Farmer Focus: Farming is essential service in South Africa

Like many parts of the world, South Africa is in lockdown. In 2002, I had the privilege of witnessing a total solar eclipse in the bushveld region of South Africa. What I found fascinating about the experience was how the wildlife reacted.

It was 7:30am (sunrise at 5am), and there was a buzz of activity as the birds prepared to roost.

At the point of totality, it was quite dark and the bush was quiet – almost as if they were in lockdown.

A few minutes later, as the world became lighter, the birds woke up with their usual morning songs and continued with their day.

Our president announced on Monday that the 21-day shutdown would start on Thursday night. The next three days were a buzz of activity, similar to the birds preparing for the eclipse.

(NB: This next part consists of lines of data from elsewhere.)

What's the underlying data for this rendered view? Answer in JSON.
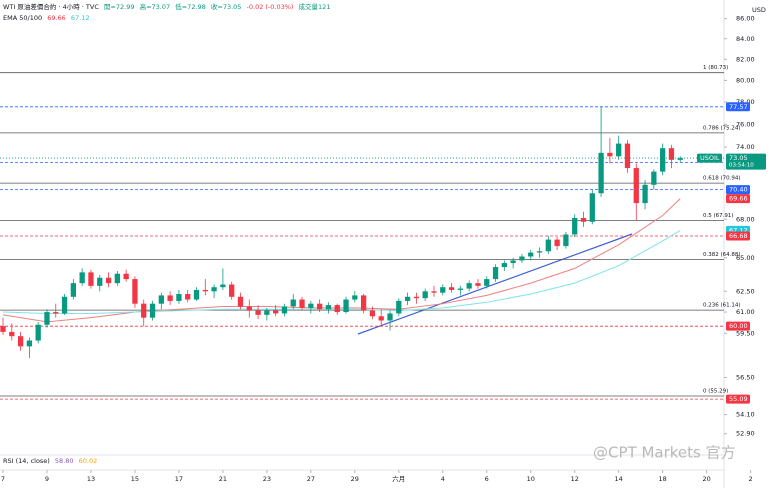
{
  "chart_data": {
    "type": "candlestick",
    "title": "WTI 原油差價合約 · 4小時 · TVC",
    "ohlc_legend": [
      "開=72.99",
      "高=73.07",
      "低=72.98",
      "收=73.05",
      "-0.02 (-0.03%)",
      "成交量121"
    ],
    "indicator_legend": {
      "name": "EMA 50/100",
      "values": [
        "69.66",
        "67.12"
      ]
    },
    "rsi_legend": {
      "name": "RSI (14, close)",
      "values": [
        "58.80",
        "60.02"
      ]
    },
    "currency": "USD",
    "symbol": "USOIL",
    "last_price": {
      "value": 73.05,
      "label": "73.05",
      "countdown": "03:54:10",
      "color": "#089981"
    },
    "watermark": "@CPT Markets 官方",
    "log_scale": true,
    "grid": false,
    "up_color": "#089981",
    "down_color": "#f23645",
    "ylim": [
      51.6,
      87.9
    ],
    "yticks": [
      {
        "value": 86,
        "label": "86.00"
      },
      {
        "value": 84,
        "label": "84.00"
      },
      {
        "value": 82,
        "label": "82.00"
      },
      {
        "value": 80,
        "label": "80.00"
      },
      {
        "value": 78,
        "label": "78.00"
      },
      {
        "value": 76,
        "label": "76.00"
      },
      {
        "value": 74,
        "label": "74.00"
      },
      {
        "value": 68,
        "label": "68.00"
      },
      {
        "value": 65,
        "label": "65.00"
      },
      {
        "value": 62.5,
        "label": "62.50"
      },
      {
        "value": 61,
        "label": "61.00"
      },
      {
        "value": 59.5,
        "label": "59.50"
      },
      {
        "value": 56.5,
        "label": "56.50"
      },
      {
        "value": 54.1,
        "label": "54.10"
      },
      {
        "value": 52.9,
        "label": "52.90"
      }
    ],
    "xlim": [
      0,
      88
    ],
    "xticks": [
      {
        "value": 0,
        "label": "7"
      },
      {
        "value": 5,
        "label": "9"
      },
      {
        "value": 10,
        "label": "13"
      },
      {
        "value": 15,
        "label": "15"
      },
      {
        "value": 20,
        "label": "17"
      },
      {
        "value": 25,
        "label": "21"
      },
      {
        "value": 30,
        "label": "23"
      },
      {
        "value": 35,
        "label": "27"
      },
      {
        "value": 40,
        "label": "29"
      },
      {
        "value": 45,
        "label": "六月"
      },
      {
        "value": 50,
        "label": "4"
      },
      {
        "value": 55,
        "label": "6"
      },
      {
        "value": 60,
        "label": "10"
      },
      {
        "value": 65,
        "label": "12"
      },
      {
        "value": 70,
        "label": "14"
      },
      {
        "value": 75,
        "label": "18"
      },
      {
        "value": 80,
        "label": "20"
      },
      {
        "value": 85,
        "label": "2"
      }
    ],
    "open": [
      60.0,
      59.6,
      59.3,
      58.6,
      59.0,
      60.1,
      61.0,
      60.9,
      62.1,
      63.1,
      63.9,
      62.9,
      63.5,
      63.1,
      63.8,
      63.4,
      61.6,
      60.6,
      61.6,
      62.2,
      61.8,
      62.3,
      61.9,
      62.6,
      62.5,
      62.8,
      63.0,
      62.1,
      61.4,
      61.1,
      60.8,
      61.1,
      60.9,
      61.4,
      61.9,
      61.3,
      61.6,
      61.2,
      61.5,
      61.0,
      61.9,
      62.2,
      61.1,
      60.7,
      60.4,
      60.9,
      61.8,
      62.1,
      62.0,
      62.5,
      62.4,
      62.8,
      62.6,
      62.7,
      63.1,
      62.9,
      63.4,
      64.3,
      64.6,
      64.8,
      65.1,
      65.4,
      65.5,
      66.4,
      65.9,
      66.8,
      68.1,
      67.8,
      70.1,
      73.5,
      73.2,
      74.3,
      72.2,
      69.3,
      70.8,
      71.9,
      73.9,
      72.9
    ],
    "high": [
      60.6,
      60.2,
      59.6,
      59.2,
      60.3,
      61.2,
      61.6,
      62.3,
      63.4,
      64.2,
      64.1,
      63.7,
      63.9,
      64.0,
      64.1,
      63.6,
      61.9,
      61.8,
      62.4,
      62.5,
      62.6,
      62.6,
      62.8,
      63.4,
      63.0,
      64.2,
      63.2,
      62.4,
      61.9,
      61.5,
      61.3,
      61.5,
      61.6,
      62.3,
      62.1,
      61.8,
      61.9,
      61.7,
      61.6,
      62.1,
      62.5,
      62.3,
      61.4,
      61.2,
      61.1,
      62.0,
      62.4,
      62.4,
      62.7,
      62.9,
      63.0,
      63.1,
      62.9,
      63.3,
      63.4,
      63.6,
      64.5,
      64.8,
      65.0,
      65.3,
      65.6,
      65.8,
      66.7,
      66.6,
      67.0,
      68.4,
      68.6,
      70.4,
      77.57,
      74.8,
      75.0,
      74.6,
      72.6,
      71.2,
      72.1,
      74.3,
      74.2,
      73.2
    ],
    "low": [
      59.4,
      59.0,
      58.3,
      57.8,
      58.8,
      59.9,
      60.6,
      60.8,
      61.9,
      62.9,
      62.7,
      62.5,
      62.8,
      62.9,
      63.2,
      61.3,
      60.0,
      60.4,
      61.2,
      61.5,
      61.6,
      61.7,
      61.8,
      62.2,
      62.0,
      62.6,
      61.9,
      61.2,
      60.6,
      60.5,
      60.4,
      60.7,
      60.7,
      61.2,
      61.1,
      60.9,
      61.0,
      60.9,
      60.8,
      60.9,
      61.7,
      60.9,
      60.5,
      60.0,
      59.7,
      60.7,
      61.5,
      61.6,
      61.8,
      62.1,
      62.2,
      62.4,
      62.2,
      62.5,
      62.7,
      62.7,
      63.2,
      64.0,
      64.2,
      64.6,
      64.8,
      65.0,
      65.3,
      65.6,
      65.7,
      66.6,
      67.4,
      67.6,
      69.8,
      72.6,
      72.9,
      71.8,
      67.9,
      68.8,
      70.4,
      71.6,
      72.2,
      72.7
    ],
    "close": [
      59.6,
      59.3,
      58.6,
      59.0,
      60.1,
      61.0,
      60.9,
      62.1,
      63.1,
      63.9,
      62.9,
      63.5,
      63.1,
      63.8,
      63.4,
      61.6,
      60.6,
      61.6,
      62.2,
      61.8,
      62.3,
      61.9,
      62.6,
      62.5,
      62.8,
      63.0,
      62.1,
      61.4,
      61.1,
      60.8,
      61.1,
      60.9,
      61.4,
      61.9,
      61.3,
      61.6,
      61.2,
      61.5,
      61.0,
      61.9,
      62.2,
      61.1,
      60.7,
      60.4,
      60.9,
      61.8,
      62.1,
      62.0,
      62.5,
      62.4,
      62.8,
      62.6,
      62.7,
      63.1,
      62.9,
      63.4,
      64.3,
      64.6,
      64.8,
      65.1,
      65.4,
      65.5,
      66.4,
      65.9,
      66.8,
      68.1,
      67.8,
      70.1,
      73.5,
      73.2,
      74.3,
      72.2,
      69.3,
      70.8,
      71.9,
      73.9,
      72.9,
      73.05
    ],
    "series": [
      {
        "name": "EMA 50",
        "color": "#f08080",
        "x": [
          0,
          5,
          10,
          15,
          20,
          25,
          30,
          35,
          40,
          45,
          50,
          55,
          60,
          65,
          70,
          75,
          77
        ],
        "values": [
          60.8,
          60.3,
          60.6,
          61.0,
          61.2,
          61.4,
          61.4,
          61.3,
          61.3,
          61.2,
          61.6,
          62.2,
          63.1,
          64.2,
          66.0,
          68.3,
          69.66
        ]
      },
      {
        "name": "EMA 100",
        "color": "#7fe3ea",
        "x": [
          0,
          5,
          10,
          15,
          20,
          25,
          30,
          35,
          40,
          45,
          50,
          55,
          60,
          65,
          70,
          75,
          77
        ],
        "values": [
          61.0,
          60.9,
          60.9,
          61.0,
          61.1,
          61.2,
          61.2,
          61.2,
          61.2,
          61.1,
          61.3,
          61.7,
          62.3,
          63.1,
          64.4,
          66.3,
          67.12
        ]
      }
    ],
    "fib_levels": [
      {
        "label": "1 (80.73)",
        "value": 80.73
      },
      {
        "label": "0.786 (75.24)",
        "value": 75.24
      },
      {
        "label": "0.618 (70.94)",
        "value": 70.94
      },
      {
        "label": "0.5 (67.91)",
        "value": 67.91
      },
      {
        "label": "0.382 (64.88)",
        "value": 64.88
      },
      {
        "label": "0.236 (61.14)",
        "value": 61.14
      },
      {
        "label": "0 (55.29)",
        "value": 55.29
      }
    ],
    "price_lines": [
      {
        "label": "77.57",
        "value": 77.57,
        "color": "#2962ff",
        "dashed": true
      },
      {
        "label": "72.68",
        "value": 72.68,
        "color": "#2962ff",
        "dashed": true
      },
      {
        "label": "70.40",
        "value": 70.4,
        "color": "#2962ff",
        "dashed": true
      },
      {
        "label": "69.66",
        "value": 69.66,
        "color": "#f23645",
        "dashed": false
      },
      {
        "label": "67.12",
        "value": 67.12,
        "color": "#26c6da",
        "dashed": false
      },
      {
        "label": "66.68",
        "value": 66.68,
        "color": "#f23645",
        "dashed": true
      },
      {
        "label": "60.00",
        "value": 60.0,
        "color": "#f23645",
        "dashed": true
      },
      {
        "label": "55.09",
        "value": 55.09,
        "color": "#f23645",
        "dashed": true
      }
    ]
  }
}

People felt the need to stockpile three weeks’ worth of food, toilet paper and alcohol (sales of the latter banned for the 21 days). I think most of the booze was drunk that weekend.

See also: Advice on growing peas to replace failed OSR crops

This got me thinking about what happens to the soil when we till it. We introduce oxygen into moist soil and the micro-organisms go ballistic for a few days.

They eat as much organic matter as they can, giving off carbon dioxide, until they run out of food, oxygen or moisture.

Then the soil goes into lockdown until it is turned again and the process repeats. With each iteration the soil releases more carbon dioxide into the atmosphere, ultimately putting yield into shutdown.

Fortunately farming is considered an essential service so we can continue with what we do best: feeding the nation.

We are harvesting our soya now and yields are pretty decent thanks to good late rains. We are moving into the dry winter season, but I don’t want life in my soil to stall. 

I aim to have a live root in the soil for as many months of the year as possible.

This live root will feed the soil microbiology and increase its organic matter. To achieve this I drill a cover crop mix directly behind the combine. 

During a solar eclipse one can see an irregular glow surrounding the darkened moon as it sits in front of the sun. This is known as the corona.

The darkness surrounding the coronavirus will also one day pass and we will continue with our lives.